Chelsea, who also had Diego Costa, Fernando Torres and Cesc Fabregas all play wearing masks, have typically used Ortholabsport, a specialist centre in the Italian city of Milan. Players were flown out especially to have masks moulded.

Pierre-Emerick Aubameyang

Pierre-Emerick Aubameyang is one of several Chelsea players to have worn a mask (Photo: Chris Lee – Chelsea FC/Chelsea FC via Getty Images)

What’s it like to wear one?

Not ideal. Peripheral vision can be affected in some cases and, as one EFL physio explained, some players “just don’t like wearing them”. Familiarity can come via wearing masks while training and those protecting a fractured eye socket are typically less intrusive than those protecting a broken nose.

Curtis Davies, the former Aston Villa, Hull City and England Under-21 defender, wore a mask in 2019-20 after suffering a broken nose playing for his current club Derby County.

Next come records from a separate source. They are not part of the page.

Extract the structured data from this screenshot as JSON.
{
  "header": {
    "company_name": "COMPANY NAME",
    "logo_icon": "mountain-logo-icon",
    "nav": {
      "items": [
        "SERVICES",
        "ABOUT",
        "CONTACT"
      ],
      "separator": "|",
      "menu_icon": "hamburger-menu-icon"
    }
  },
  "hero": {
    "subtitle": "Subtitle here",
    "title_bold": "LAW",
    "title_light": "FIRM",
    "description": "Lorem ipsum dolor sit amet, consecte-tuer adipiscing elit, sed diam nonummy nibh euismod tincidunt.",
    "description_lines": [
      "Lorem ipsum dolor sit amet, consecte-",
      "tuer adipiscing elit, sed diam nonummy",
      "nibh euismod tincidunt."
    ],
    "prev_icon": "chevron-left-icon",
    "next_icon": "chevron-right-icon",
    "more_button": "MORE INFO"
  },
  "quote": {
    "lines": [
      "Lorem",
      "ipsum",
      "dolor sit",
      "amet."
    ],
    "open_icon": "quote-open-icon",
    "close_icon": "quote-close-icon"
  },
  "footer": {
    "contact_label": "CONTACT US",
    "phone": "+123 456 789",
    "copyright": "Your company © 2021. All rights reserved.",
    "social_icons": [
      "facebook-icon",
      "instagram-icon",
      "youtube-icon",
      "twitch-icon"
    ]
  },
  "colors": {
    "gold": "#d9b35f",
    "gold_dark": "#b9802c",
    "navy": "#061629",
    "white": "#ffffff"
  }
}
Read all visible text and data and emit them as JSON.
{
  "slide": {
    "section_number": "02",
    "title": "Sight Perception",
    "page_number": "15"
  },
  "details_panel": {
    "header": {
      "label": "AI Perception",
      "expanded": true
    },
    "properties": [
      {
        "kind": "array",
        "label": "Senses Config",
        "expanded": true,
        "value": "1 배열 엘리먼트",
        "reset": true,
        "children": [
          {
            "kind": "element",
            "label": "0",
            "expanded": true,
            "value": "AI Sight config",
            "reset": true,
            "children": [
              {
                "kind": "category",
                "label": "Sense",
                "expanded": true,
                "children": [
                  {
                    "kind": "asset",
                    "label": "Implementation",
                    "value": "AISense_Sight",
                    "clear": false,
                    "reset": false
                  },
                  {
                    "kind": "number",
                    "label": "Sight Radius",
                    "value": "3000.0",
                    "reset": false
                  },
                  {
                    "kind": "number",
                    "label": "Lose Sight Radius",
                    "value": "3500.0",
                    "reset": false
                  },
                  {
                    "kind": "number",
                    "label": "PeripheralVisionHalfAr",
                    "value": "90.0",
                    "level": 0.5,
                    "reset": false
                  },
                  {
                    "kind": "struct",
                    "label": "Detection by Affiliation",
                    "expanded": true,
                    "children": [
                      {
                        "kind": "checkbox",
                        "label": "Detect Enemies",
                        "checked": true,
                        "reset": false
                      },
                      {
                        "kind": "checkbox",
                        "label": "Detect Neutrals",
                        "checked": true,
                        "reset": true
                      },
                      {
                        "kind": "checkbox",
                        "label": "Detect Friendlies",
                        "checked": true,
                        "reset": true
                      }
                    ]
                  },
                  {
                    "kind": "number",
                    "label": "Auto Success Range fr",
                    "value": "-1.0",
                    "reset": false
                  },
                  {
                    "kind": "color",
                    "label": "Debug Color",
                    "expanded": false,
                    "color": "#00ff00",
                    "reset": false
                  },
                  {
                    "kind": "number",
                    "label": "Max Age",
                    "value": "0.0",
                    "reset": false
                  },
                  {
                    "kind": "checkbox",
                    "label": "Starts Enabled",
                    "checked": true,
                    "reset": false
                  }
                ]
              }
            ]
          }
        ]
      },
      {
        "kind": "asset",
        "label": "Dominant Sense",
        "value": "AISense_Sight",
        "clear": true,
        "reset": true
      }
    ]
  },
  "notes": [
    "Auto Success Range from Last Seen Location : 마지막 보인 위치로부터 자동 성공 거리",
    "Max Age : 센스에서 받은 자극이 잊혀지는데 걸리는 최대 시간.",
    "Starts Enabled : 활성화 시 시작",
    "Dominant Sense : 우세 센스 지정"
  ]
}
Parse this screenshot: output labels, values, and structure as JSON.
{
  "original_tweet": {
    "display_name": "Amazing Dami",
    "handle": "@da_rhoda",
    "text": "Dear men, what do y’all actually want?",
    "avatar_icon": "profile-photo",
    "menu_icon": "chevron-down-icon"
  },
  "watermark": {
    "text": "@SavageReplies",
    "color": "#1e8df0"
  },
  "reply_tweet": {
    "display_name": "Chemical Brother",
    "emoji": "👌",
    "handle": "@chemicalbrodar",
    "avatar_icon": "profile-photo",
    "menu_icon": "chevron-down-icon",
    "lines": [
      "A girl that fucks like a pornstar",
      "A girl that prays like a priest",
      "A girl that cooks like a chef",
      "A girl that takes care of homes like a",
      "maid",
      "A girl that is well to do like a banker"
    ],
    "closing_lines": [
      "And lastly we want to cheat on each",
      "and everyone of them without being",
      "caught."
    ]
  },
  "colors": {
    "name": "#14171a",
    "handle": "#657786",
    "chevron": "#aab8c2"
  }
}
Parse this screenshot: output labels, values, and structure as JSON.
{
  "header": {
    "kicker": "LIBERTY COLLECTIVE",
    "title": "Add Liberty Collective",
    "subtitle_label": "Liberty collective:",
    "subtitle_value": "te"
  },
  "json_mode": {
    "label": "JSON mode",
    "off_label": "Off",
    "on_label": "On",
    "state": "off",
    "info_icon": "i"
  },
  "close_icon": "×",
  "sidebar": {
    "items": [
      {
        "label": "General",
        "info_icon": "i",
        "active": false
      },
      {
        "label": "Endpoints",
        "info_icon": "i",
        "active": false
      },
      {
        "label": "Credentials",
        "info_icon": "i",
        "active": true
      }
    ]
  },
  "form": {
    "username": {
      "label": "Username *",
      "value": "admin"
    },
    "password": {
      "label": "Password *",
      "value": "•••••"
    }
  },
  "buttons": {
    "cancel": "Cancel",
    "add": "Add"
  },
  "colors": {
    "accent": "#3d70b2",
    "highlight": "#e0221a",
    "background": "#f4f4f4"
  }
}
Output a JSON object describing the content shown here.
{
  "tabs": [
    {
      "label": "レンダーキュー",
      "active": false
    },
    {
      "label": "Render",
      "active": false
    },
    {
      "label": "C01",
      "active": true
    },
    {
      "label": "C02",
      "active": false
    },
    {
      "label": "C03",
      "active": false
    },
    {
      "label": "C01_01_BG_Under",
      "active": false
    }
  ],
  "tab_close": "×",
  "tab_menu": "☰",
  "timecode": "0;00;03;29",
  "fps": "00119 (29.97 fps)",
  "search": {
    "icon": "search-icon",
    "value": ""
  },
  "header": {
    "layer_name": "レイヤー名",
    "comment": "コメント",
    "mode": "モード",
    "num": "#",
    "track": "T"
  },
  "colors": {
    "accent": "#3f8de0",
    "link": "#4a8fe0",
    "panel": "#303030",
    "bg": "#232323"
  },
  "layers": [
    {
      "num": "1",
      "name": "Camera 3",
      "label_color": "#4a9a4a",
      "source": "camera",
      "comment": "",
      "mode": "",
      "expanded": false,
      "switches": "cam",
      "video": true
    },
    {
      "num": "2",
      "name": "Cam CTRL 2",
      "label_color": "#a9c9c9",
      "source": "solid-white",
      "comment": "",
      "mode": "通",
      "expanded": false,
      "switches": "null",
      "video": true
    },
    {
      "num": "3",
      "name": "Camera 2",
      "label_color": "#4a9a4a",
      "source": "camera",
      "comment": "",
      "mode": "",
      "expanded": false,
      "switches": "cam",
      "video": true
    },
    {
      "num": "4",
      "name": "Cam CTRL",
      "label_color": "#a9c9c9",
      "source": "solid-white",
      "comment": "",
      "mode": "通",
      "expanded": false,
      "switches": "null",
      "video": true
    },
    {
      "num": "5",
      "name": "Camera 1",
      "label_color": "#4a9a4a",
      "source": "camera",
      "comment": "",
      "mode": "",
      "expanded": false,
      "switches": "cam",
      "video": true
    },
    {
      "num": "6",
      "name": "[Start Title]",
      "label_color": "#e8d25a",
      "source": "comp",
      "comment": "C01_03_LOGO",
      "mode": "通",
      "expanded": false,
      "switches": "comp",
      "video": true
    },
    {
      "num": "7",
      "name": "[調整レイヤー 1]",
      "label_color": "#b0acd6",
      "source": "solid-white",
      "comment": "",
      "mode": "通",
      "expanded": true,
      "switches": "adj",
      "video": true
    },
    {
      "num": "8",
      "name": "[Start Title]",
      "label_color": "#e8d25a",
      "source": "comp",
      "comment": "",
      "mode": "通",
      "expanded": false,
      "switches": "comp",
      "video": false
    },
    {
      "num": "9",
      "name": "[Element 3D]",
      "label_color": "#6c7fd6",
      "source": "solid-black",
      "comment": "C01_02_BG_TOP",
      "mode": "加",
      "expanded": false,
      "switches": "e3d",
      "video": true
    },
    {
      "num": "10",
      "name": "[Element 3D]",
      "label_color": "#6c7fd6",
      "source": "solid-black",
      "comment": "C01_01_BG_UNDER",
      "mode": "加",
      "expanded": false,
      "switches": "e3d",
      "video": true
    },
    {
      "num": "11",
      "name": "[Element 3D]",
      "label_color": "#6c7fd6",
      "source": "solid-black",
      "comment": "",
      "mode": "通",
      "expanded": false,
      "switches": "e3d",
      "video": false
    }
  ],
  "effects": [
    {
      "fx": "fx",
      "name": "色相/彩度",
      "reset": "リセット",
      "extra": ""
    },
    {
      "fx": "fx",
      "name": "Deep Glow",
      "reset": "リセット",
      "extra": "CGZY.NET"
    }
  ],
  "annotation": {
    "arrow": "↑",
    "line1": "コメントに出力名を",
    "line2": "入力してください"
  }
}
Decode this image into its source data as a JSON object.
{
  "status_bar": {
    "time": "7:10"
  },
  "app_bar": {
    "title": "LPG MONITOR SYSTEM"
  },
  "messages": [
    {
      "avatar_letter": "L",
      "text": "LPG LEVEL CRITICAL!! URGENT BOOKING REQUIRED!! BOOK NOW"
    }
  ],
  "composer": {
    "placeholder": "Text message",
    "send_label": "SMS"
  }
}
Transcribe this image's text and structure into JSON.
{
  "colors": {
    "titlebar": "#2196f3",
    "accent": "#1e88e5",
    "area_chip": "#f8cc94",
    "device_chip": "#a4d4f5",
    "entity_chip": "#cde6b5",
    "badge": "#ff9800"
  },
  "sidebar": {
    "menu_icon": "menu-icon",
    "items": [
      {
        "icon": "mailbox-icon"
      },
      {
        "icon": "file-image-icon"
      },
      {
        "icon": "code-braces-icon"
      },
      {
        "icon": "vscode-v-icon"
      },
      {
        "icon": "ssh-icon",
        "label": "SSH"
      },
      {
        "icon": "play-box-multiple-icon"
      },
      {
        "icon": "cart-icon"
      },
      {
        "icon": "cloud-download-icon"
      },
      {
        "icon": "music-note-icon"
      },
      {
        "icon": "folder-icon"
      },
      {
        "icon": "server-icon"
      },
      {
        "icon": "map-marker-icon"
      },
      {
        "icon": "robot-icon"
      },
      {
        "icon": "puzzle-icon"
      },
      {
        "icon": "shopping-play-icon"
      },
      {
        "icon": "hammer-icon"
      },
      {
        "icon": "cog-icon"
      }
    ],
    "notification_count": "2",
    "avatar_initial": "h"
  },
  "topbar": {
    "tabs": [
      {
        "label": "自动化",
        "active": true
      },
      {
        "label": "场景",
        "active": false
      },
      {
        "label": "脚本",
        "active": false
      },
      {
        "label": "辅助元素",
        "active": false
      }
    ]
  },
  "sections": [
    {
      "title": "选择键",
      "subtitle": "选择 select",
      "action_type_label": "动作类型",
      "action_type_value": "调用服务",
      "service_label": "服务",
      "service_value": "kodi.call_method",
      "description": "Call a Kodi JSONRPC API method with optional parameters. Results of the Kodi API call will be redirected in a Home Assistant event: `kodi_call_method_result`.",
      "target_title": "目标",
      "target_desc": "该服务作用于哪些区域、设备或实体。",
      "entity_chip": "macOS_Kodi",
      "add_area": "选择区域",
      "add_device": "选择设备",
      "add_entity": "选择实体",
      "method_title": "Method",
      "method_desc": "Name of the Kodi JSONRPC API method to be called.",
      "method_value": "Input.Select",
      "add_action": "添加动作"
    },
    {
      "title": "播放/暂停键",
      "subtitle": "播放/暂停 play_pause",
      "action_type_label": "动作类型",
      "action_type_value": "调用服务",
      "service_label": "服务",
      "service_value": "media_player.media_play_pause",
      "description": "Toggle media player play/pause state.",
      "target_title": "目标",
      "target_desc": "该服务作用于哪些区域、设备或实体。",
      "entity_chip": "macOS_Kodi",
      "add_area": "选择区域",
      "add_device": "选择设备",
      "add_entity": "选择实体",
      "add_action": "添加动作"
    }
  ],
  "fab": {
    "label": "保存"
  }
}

“I’m sure the fact it’s his (Son’s) eye socket will be less invasive on the middle of his face, whereas mine was the nose and wasn’t flush against the skin,” Davies tells The Athletic.

“I personally struggled with my peripheral vision. If I saw the ball come from distance I struggled, and anything close to me was more difficult. It felt like I needed to take a touch and then play the ball. That was losing half a second.

“That was me as a dopey centre-half, but with Son I’m sure they would make it as less invasive as possible. He’ll be OK. He’s an attacking player that won’t be getting up to head balls every five minutes, like a centre-back in the Championship (which Davies was when he played in a mask).

“It’ll all be about his mental state as well. Will he go in for that diving header that could win South Korea a game? That’s hard to say. It’ll come down to his character.

“His opponents will also know about his injury. A defender will go aggressively against him. It’s gamesmanship. He’s one of the best in the world and if you can get half a yard because there’s the tiniest bit of fear, those are the little gains.”